Mesela namazları nasıl kılacağımızı Kur’andan bulamayız. Kaç rekat olduğunu
da bulamayız. Hangi rekatta neleri okuyacağımızı da bulamayız. Yanılırsak, ne
yapacağımızı da bulamayız. Nerede buluruz? Peygamber efendimiz namazı nasıl
kılmışsa öyle kılarız. Hangi rekatlarda neleri okumuşsa veya neleri okuyun
buyurmuşsa öyle yaparız. Yanılma secdesini de Onun bildirdiği gibi yaparız.
Orucu bozan ve bozmayan çok şey vardır. İğne orucu bozar mı, hayz halinde
oruç tutmak gerekir mi? Orucun farzları nelerdir? Bunları Peygamber
efendimizden öğreniriz. Biz Peygamber efendimizin emrine uyarsak, başka bir
kitaptan mı okumuş oluruz? Sünnetler Kur’andan başka değildir. Allahü teâlâ,
Resule uymamızı emrediyor. Allah’ın bu emrine uymamız niye anormal karşılanır
ki?
Dârimi’nin bildirdiği hadis-i şerifte, Allah’ın emri ile, Cebrail
aleyhisselam, Kur'an-ı kerimi getirdiği gibi, açıklaması olan sünneti de
getirmiştir. Hadis-i şerifte de, (Peygamberin haram kılması, Allah’ın
haram kılması gibidir) buyuruluyor. (Tirmizi)

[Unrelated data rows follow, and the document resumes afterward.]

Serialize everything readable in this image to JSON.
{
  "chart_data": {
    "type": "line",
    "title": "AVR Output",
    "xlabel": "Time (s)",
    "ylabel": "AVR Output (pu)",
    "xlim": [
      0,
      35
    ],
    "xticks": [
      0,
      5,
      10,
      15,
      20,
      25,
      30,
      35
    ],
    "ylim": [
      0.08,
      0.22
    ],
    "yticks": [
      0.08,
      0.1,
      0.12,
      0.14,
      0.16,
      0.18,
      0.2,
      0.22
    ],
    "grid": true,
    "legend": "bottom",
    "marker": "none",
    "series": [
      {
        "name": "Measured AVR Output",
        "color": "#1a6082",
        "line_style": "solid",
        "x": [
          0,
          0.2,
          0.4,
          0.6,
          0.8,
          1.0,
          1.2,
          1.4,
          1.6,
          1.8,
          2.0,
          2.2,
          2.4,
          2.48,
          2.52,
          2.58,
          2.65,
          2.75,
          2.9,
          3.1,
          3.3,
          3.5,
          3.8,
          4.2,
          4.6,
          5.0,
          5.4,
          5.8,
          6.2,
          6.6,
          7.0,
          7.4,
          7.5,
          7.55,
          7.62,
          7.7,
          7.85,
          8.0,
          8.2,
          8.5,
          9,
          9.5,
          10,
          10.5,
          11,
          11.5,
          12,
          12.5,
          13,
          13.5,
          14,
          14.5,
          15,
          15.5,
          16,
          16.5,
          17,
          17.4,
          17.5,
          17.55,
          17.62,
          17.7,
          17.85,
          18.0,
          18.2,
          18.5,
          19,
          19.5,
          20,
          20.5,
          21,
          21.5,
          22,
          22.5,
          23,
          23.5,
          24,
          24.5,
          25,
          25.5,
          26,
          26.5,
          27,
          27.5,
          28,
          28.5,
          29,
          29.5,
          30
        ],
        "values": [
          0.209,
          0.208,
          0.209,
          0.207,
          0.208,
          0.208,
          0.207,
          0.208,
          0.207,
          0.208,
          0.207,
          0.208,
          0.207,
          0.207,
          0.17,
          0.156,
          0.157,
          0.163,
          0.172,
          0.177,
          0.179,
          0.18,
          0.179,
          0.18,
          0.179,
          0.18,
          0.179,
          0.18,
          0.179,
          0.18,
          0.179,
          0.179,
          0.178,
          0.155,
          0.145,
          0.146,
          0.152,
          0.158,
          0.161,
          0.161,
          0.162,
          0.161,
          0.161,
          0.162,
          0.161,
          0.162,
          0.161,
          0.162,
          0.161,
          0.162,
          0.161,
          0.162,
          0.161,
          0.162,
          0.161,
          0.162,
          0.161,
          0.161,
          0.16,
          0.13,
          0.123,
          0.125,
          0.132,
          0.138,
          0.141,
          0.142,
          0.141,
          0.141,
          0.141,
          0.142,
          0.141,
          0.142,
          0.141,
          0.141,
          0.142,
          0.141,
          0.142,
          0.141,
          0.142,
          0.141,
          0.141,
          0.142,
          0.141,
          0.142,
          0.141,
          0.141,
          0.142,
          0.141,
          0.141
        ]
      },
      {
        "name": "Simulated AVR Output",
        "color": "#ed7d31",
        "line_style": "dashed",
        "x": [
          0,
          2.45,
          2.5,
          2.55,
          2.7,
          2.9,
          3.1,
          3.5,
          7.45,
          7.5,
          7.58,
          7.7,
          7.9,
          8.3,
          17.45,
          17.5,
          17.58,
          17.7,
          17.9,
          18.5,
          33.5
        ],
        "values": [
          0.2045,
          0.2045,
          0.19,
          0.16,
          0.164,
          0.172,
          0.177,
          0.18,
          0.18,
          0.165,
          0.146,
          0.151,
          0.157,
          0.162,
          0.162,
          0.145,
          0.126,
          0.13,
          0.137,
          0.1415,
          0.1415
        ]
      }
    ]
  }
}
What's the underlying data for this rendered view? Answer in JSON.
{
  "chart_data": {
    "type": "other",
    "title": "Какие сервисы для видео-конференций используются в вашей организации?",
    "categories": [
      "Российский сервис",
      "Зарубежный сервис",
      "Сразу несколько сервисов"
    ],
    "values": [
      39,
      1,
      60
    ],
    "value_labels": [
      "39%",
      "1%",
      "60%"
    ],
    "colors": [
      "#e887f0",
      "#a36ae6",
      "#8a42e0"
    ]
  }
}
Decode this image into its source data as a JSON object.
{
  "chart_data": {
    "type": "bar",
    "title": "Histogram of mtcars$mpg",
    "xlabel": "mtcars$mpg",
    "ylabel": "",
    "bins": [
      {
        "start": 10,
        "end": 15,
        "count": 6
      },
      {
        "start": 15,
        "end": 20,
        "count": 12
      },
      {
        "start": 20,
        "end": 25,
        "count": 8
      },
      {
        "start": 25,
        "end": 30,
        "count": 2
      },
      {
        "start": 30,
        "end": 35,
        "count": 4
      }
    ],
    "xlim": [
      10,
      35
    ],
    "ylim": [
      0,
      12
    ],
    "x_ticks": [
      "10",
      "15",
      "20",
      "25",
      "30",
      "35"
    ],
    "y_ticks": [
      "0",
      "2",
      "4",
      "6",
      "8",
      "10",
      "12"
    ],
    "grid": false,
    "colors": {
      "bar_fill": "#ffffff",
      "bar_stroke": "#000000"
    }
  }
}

Tabibe hanımın, (Unutarak da yense, oruç bozulur. Bu konuda bir âyet yok)
demesi yanlıştır. Âyette olmayanlar sünnette bildirilmiştir. Peygamber
efendimiz buyuruyor ki:
(Oruçlu iken unutarak yiyip içen kimse, orucuna devam etsin, Çünkü onu
Allahü teâlâ yedirip içirmiştir.) [Buhari, Müslim, Tirmizi, Nesai]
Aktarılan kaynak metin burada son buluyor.